A conversation, yesterday, on a football supporters' coach back from Barrow-in-Furness:
"Got your Leeds Fest ticket yet? It's proper mental."
"No, it's a rip-off and you can never see any of the groups."
"Nah man, just think how many bands you get for your money. And I've always liked camping."

It's not like I really care too much about the music at festivals - often the lineup that matters is which old friends have bought tickets. But the main qualifiers for the non-music geek festival buyer appear to be loads of people (more is better), a checklist of big name bands that you can tell your friends that you've 'seen' and the ability to sit in a field and drink.

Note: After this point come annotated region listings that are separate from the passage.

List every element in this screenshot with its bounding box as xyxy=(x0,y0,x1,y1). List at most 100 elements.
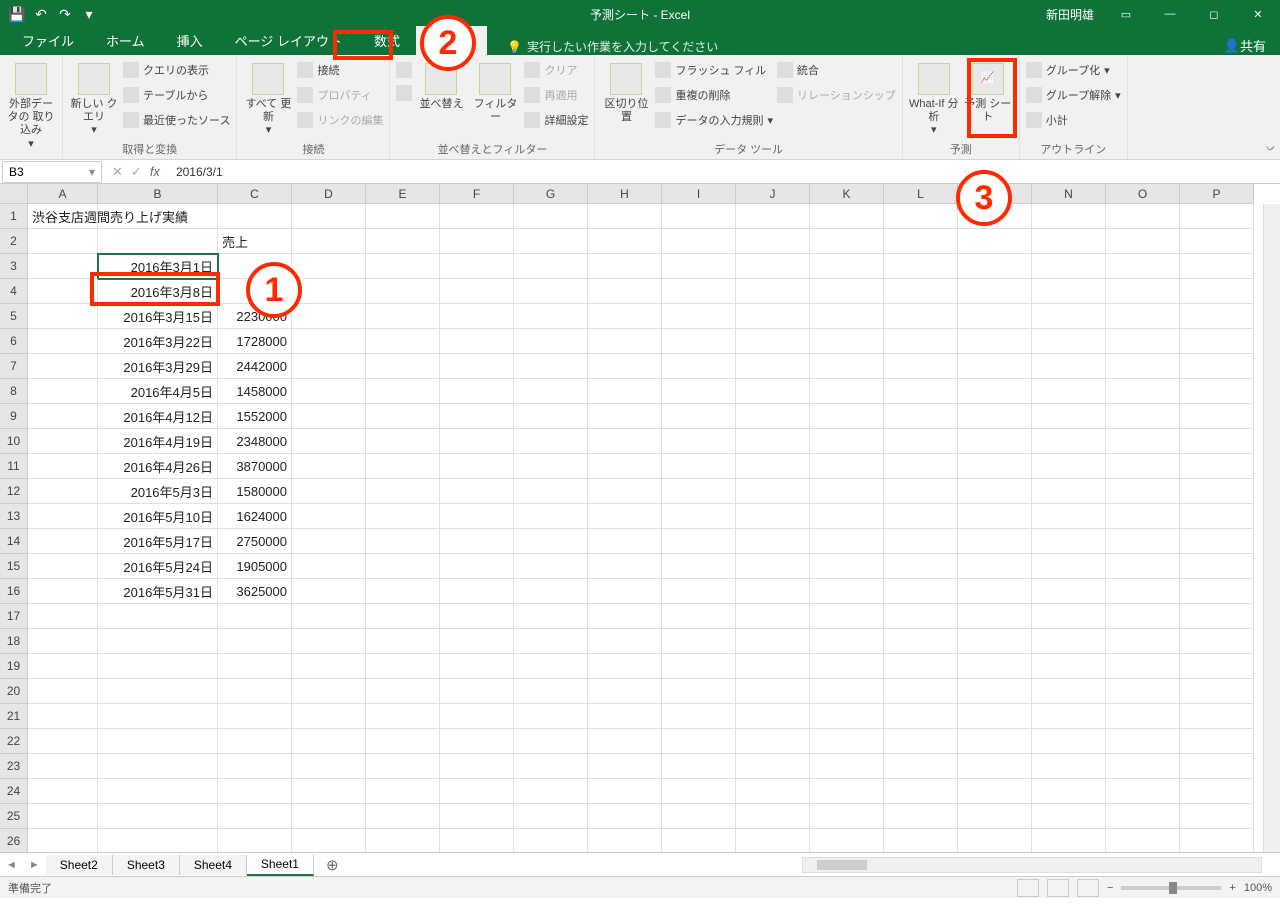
cell[interactable] xyxy=(1032,329,1106,354)
column-header[interactable]: H xyxy=(588,184,662,204)
cell[interactable] xyxy=(588,379,662,404)
cell[interactable] xyxy=(292,754,366,779)
row-header[interactable]: 9 xyxy=(0,404,28,429)
cell[interactable] xyxy=(662,554,736,579)
sort-za-button[interactable] xyxy=(396,82,412,104)
cell[interactable] xyxy=(1106,354,1180,379)
cell[interactable] xyxy=(884,254,958,279)
cell[interactable] xyxy=(588,554,662,579)
cell[interactable] xyxy=(1180,479,1254,504)
cell[interactable] xyxy=(292,429,366,454)
row-header[interactable]: 3 xyxy=(0,254,28,279)
row-header[interactable]: 11 xyxy=(0,454,28,479)
cell[interactable] xyxy=(366,754,440,779)
recent-sources-button[interactable]: 最近使ったソース xyxy=(123,109,230,131)
cell[interactable] xyxy=(958,254,1032,279)
row-header[interactable]: 7 xyxy=(0,354,28,379)
cell[interactable] xyxy=(958,354,1032,379)
column-header[interactable] xyxy=(0,184,28,204)
cell[interactable] xyxy=(218,779,292,804)
cell[interactable] xyxy=(662,529,736,554)
cell[interactable] xyxy=(1106,754,1180,779)
cell[interactable] xyxy=(662,229,736,254)
cell[interactable] xyxy=(514,429,588,454)
row-header[interactable]: 22 xyxy=(0,729,28,754)
qat-more-icon[interactable]: ▾ xyxy=(78,3,100,25)
column-header[interactable]: B xyxy=(98,184,218,204)
cell[interactable] xyxy=(366,329,440,354)
cell[interactable] xyxy=(588,329,662,354)
sheet-tab[interactable]: Sheet3 xyxy=(113,855,180,875)
cell[interactable] xyxy=(884,329,958,354)
maximize-icon[interactable]: ◻ xyxy=(1192,0,1236,28)
row-header[interactable]: 23 xyxy=(0,754,28,779)
cell[interactable] xyxy=(1032,304,1106,329)
tab-home[interactable]: ホーム xyxy=(90,26,161,55)
cell[interactable] xyxy=(884,804,958,829)
sort-az-button[interactable] xyxy=(396,59,412,81)
tell-me[interactable]: 💡実行したい作業を入力してください xyxy=(507,38,718,55)
cell[interactable]: 2016年5月10日 xyxy=(98,504,218,529)
cell[interactable] xyxy=(1032,804,1106,829)
cell[interactable] xyxy=(514,204,588,229)
cell[interactable] xyxy=(810,754,884,779)
cell[interactable] xyxy=(958,679,1032,704)
cell[interactable] xyxy=(958,279,1032,304)
cell[interactable] xyxy=(736,354,810,379)
cell[interactable]: 1458000 xyxy=(218,379,292,404)
cell[interactable] xyxy=(884,304,958,329)
column-header[interactable]: J xyxy=(736,184,810,204)
cell[interactable] xyxy=(1032,279,1106,304)
cell[interactable] xyxy=(98,829,218,852)
cell[interactable] xyxy=(514,704,588,729)
cell[interactable]: 2016年4月19日 xyxy=(98,429,218,454)
cell[interactable] xyxy=(662,654,736,679)
cell[interactable] xyxy=(28,404,98,429)
cell[interactable] xyxy=(1106,454,1180,479)
cell[interactable] xyxy=(1180,804,1254,829)
cell[interactable]: 渋谷支店週間売り上げ実績 xyxy=(28,204,98,229)
cell[interactable] xyxy=(662,629,736,654)
cell[interactable] xyxy=(218,804,292,829)
cell[interactable] xyxy=(292,204,366,229)
cell[interactable]: 1905000 xyxy=(218,554,292,579)
cell[interactable]: 2016年3月29日 xyxy=(98,354,218,379)
cell[interactable]: 2016年5月3日 xyxy=(98,479,218,504)
cell[interactable] xyxy=(28,229,98,254)
cell[interactable] xyxy=(810,704,884,729)
cell[interactable] xyxy=(292,704,366,729)
cell[interactable] xyxy=(1106,479,1180,504)
cell[interactable] xyxy=(366,629,440,654)
cell[interactable] xyxy=(1032,654,1106,679)
cell[interactable] xyxy=(884,429,958,454)
cell[interactable] xyxy=(588,704,662,729)
cell[interactable] xyxy=(810,604,884,629)
column-header[interactable]: C xyxy=(218,184,292,204)
sheet-tab[interactable]: Sheet4 xyxy=(180,855,247,875)
cell[interactable] xyxy=(366,229,440,254)
cell[interactable] xyxy=(958,304,1032,329)
cell[interactable] xyxy=(292,304,366,329)
cell[interactable] xyxy=(98,229,218,254)
cell[interactable] xyxy=(514,729,588,754)
cell[interactable] xyxy=(1106,404,1180,429)
cell[interactable] xyxy=(1106,429,1180,454)
cell[interactable] xyxy=(662,504,736,529)
cell[interactable] xyxy=(736,654,810,679)
cell[interactable] xyxy=(588,254,662,279)
cell[interactable] xyxy=(588,229,662,254)
cell[interactable] xyxy=(1106,579,1180,604)
cell[interactable]: 1580000 xyxy=(218,479,292,504)
cell[interactable] xyxy=(736,404,810,429)
cell[interactable] xyxy=(1180,429,1254,454)
cell[interactable] xyxy=(1180,779,1254,804)
cell[interactable] xyxy=(884,754,958,779)
cell[interactable] xyxy=(440,204,514,229)
cell[interactable] xyxy=(736,429,810,454)
cell[interactable] xyxy=(366,729,440,754)
cell[interactable] xyxy=(440,579,514,604)
redo-icon[interactable]: ↷ xyxy=(54,3,76,25)
consolidate-button[interactable]: 統合 xyxy=(777,59,896,81)
cell[interactable] xyxy=(514,354,588,379)
user-name[interactable]: 新田明雄 xyxy=(1036,6,1104,23)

Cost doesn't come into it. Although I've always thought that if you could find a campsite and convince people that you'd provide the "loads of people" and "drinking in a field" aspects for £30/weekend then you could make good money.

What the hell is that Hop Farm stuff? Their Saturday lineup is 'interesting'.

Completely arbitrary cost/vale ratio of good festivals on your list:
1. Truck
2. Tartan Heart
3. Summer Sundae
4. Glastonbury
5. Leeds

...unfortunately I end up looking a cheapskate.

gooblefrump said...

please consider dour festival: it's a wonderful thing to attend, especially given its obvious introduction to the novel as it's in belgium. www.dourfestival.be/en has infos; 85eur (+travel, basic nutritional requirements etc) for a 4-day festival is evidently appealing! furthermore, the price has been constant for the past two years ;]

nonetheless, commendable research and commentary

Simon said...

Well, true, but if I was to get onto non-UK festivals I'd be here all day.